NYFF2
Tonight’s movie was Silent Light, a film that i decided to see on premise alone: the patriarch of a Mennonite family begins an extramarital affair and slowly becomes convinced that the ‘other woman’ is part of God’s will. That glib sentence sells this breathtaking film way short, and I’ll fumble forward for meaning and express one huge reservation after the cut.
I was in love with this movie before its masterful opening shot was over. We’re treated to a long sunrise on a Mexican countryside, a shot that lingers for close to seven minutes before we begin the action proper.
And even then, “action” is the wrong word. The film is gorgeously lethargic, holding silences for eternities, reducing paragraphs of emotion to a handful words, dedicating whole scenes to following a car as it drives down a deserted country road. Carlos Reygadas flair for images is flat-out astonishing — the composition of most of these shots is breathtaking. I could watch this guy crawl a camera across wheat fields for six hours. Even when we’re doing nothing more than watching a child’s silent face, it’s absolutely transfixing.
Because it’s so methodically paced, when true wrenching human emotion finally does surface — in the middle of a rainstorm, no less — it’s devastating, a final awful payoff for two hours of watching silent agony build and build and build. The film is even-handed and almost ruthlessly naturalistic, its slowness generating an aura of solemnity that — fittingly enough — feels downright religious.

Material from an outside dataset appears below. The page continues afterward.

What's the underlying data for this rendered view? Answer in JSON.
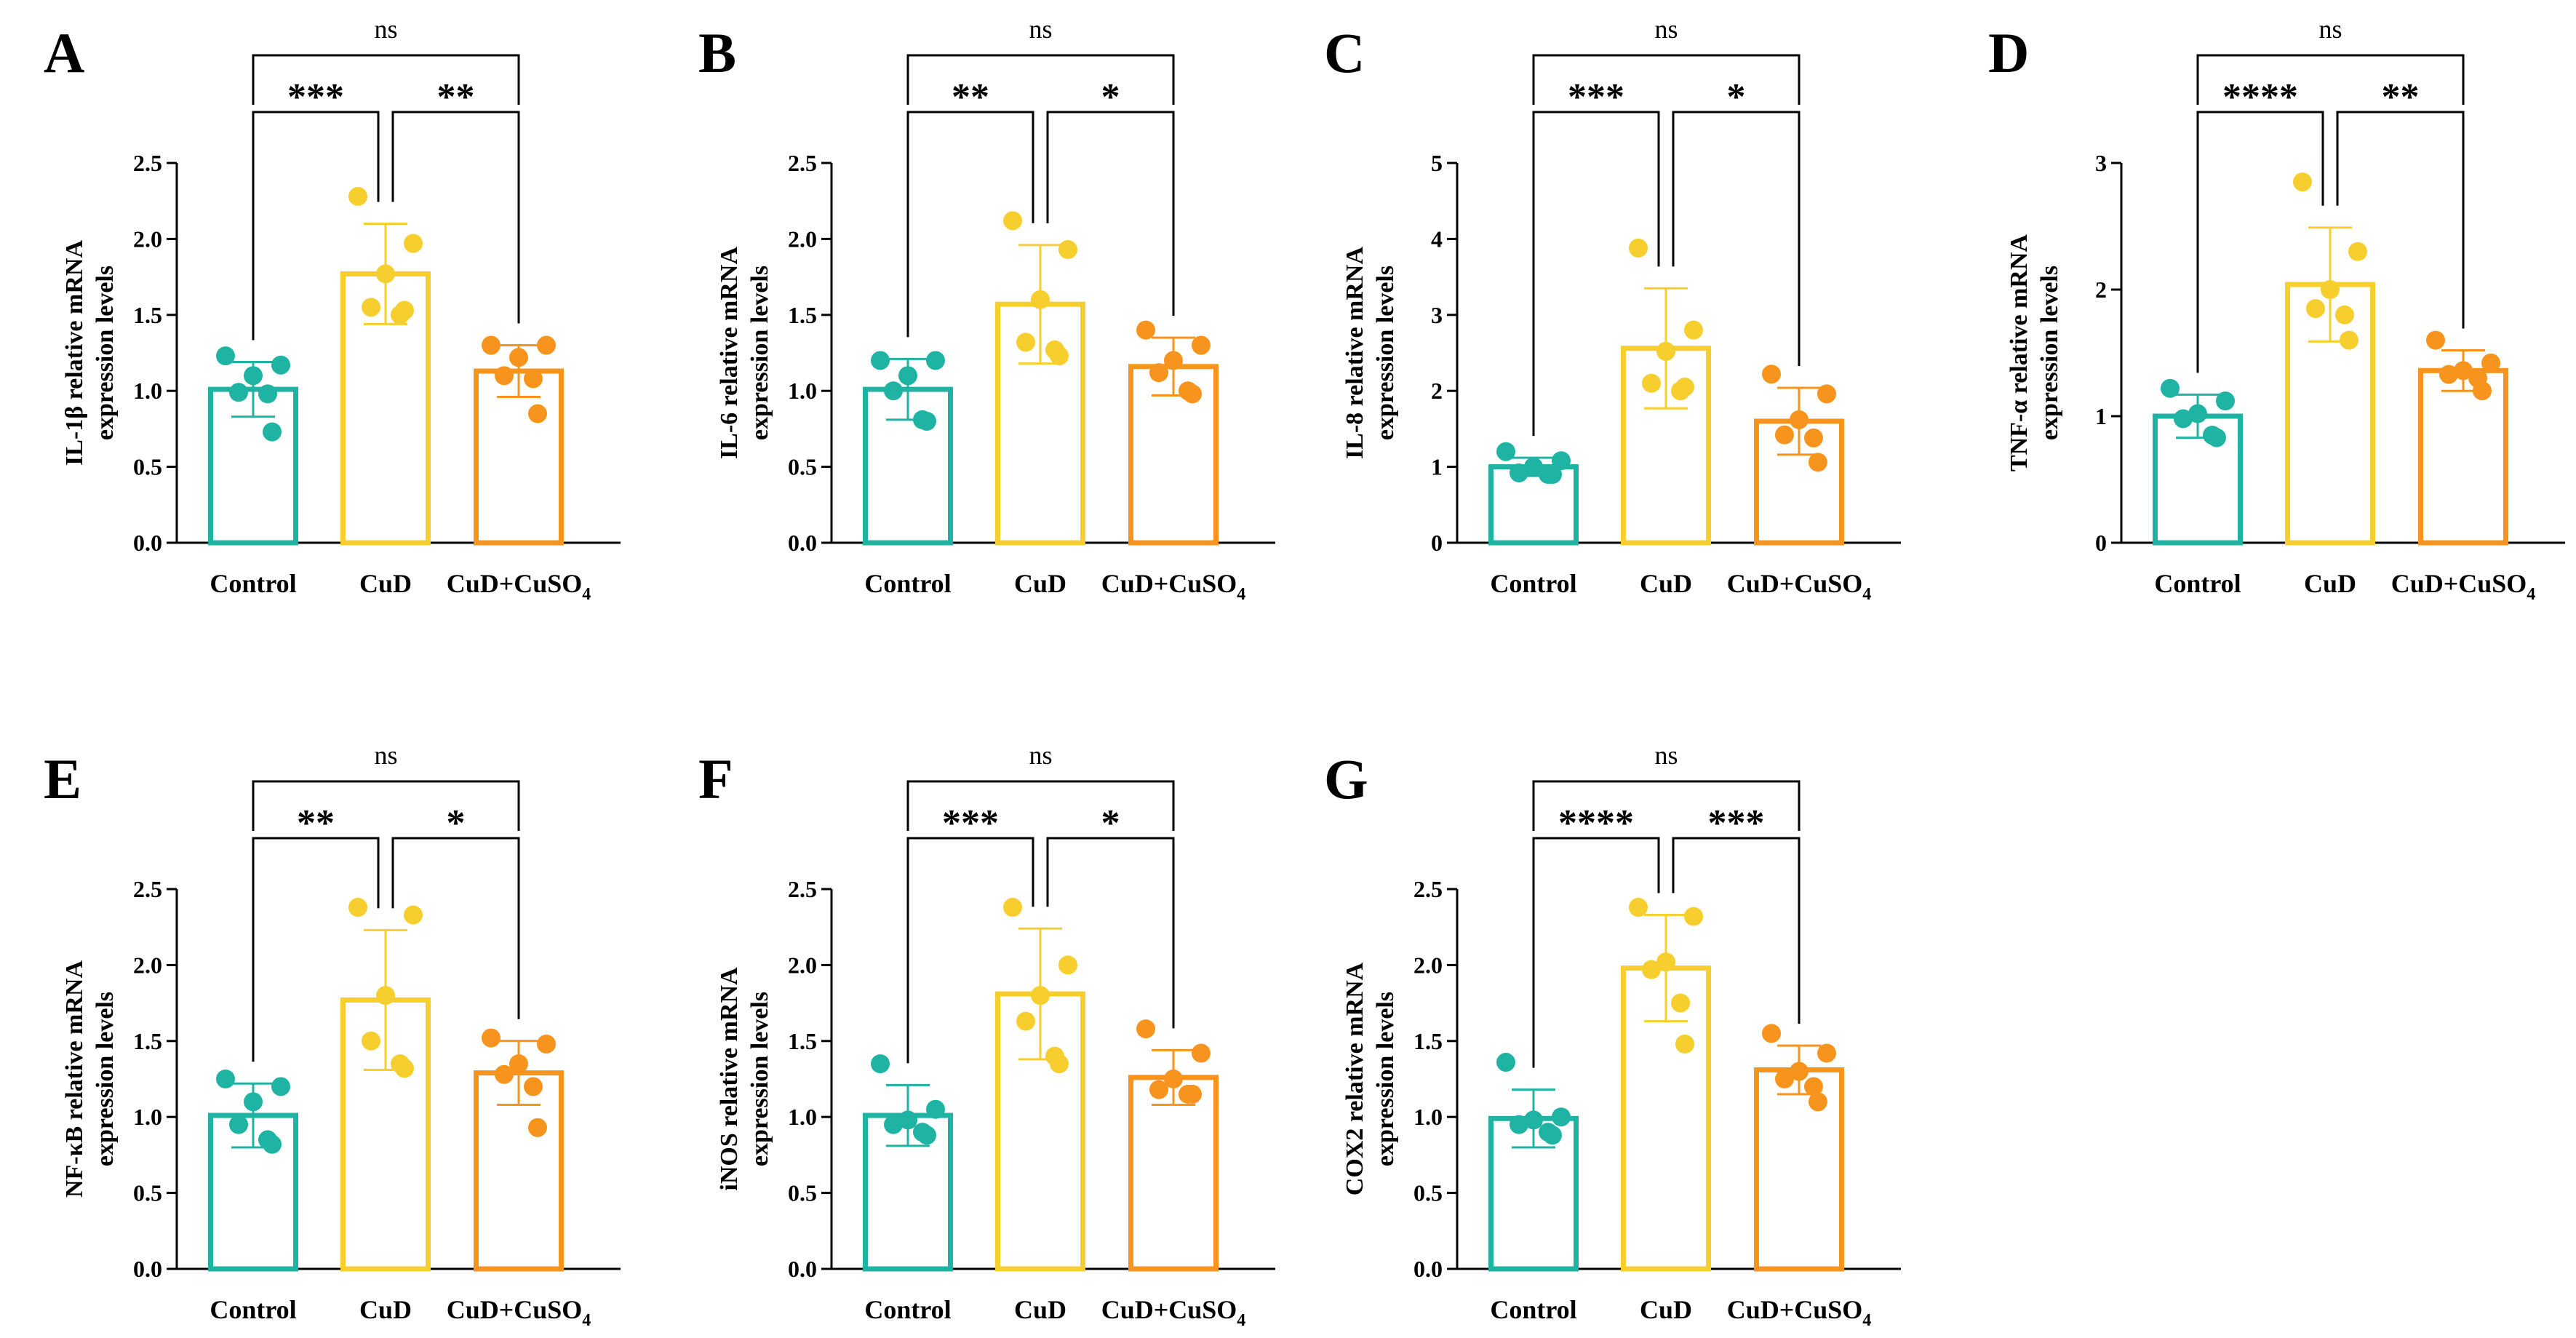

Which is why the film’s final minutes were such a total fucking drag to me. It’s possible I’m being a clod by interpreting literally the One Big Thing that happens at the end of the film, but there’s nothing that precedes it that implies I should do otherwise. It rang incredibly false to me, a kind of Lars Von Trier Big Statement that was out of step with the rest of the movie’s quiet determinsim. It was like I’d spent two hours lovingly consuming a piece of angel food cake only to discover the middle was full of mayonnaise.
Someone, tell me I’m wrong! If only the director had been available for a Q&A I hadn’t been so goddamned hungry that I skipped the Q&A, I could have asked Reygadas about this myself.
Posted: October 2nd, 2007 under film.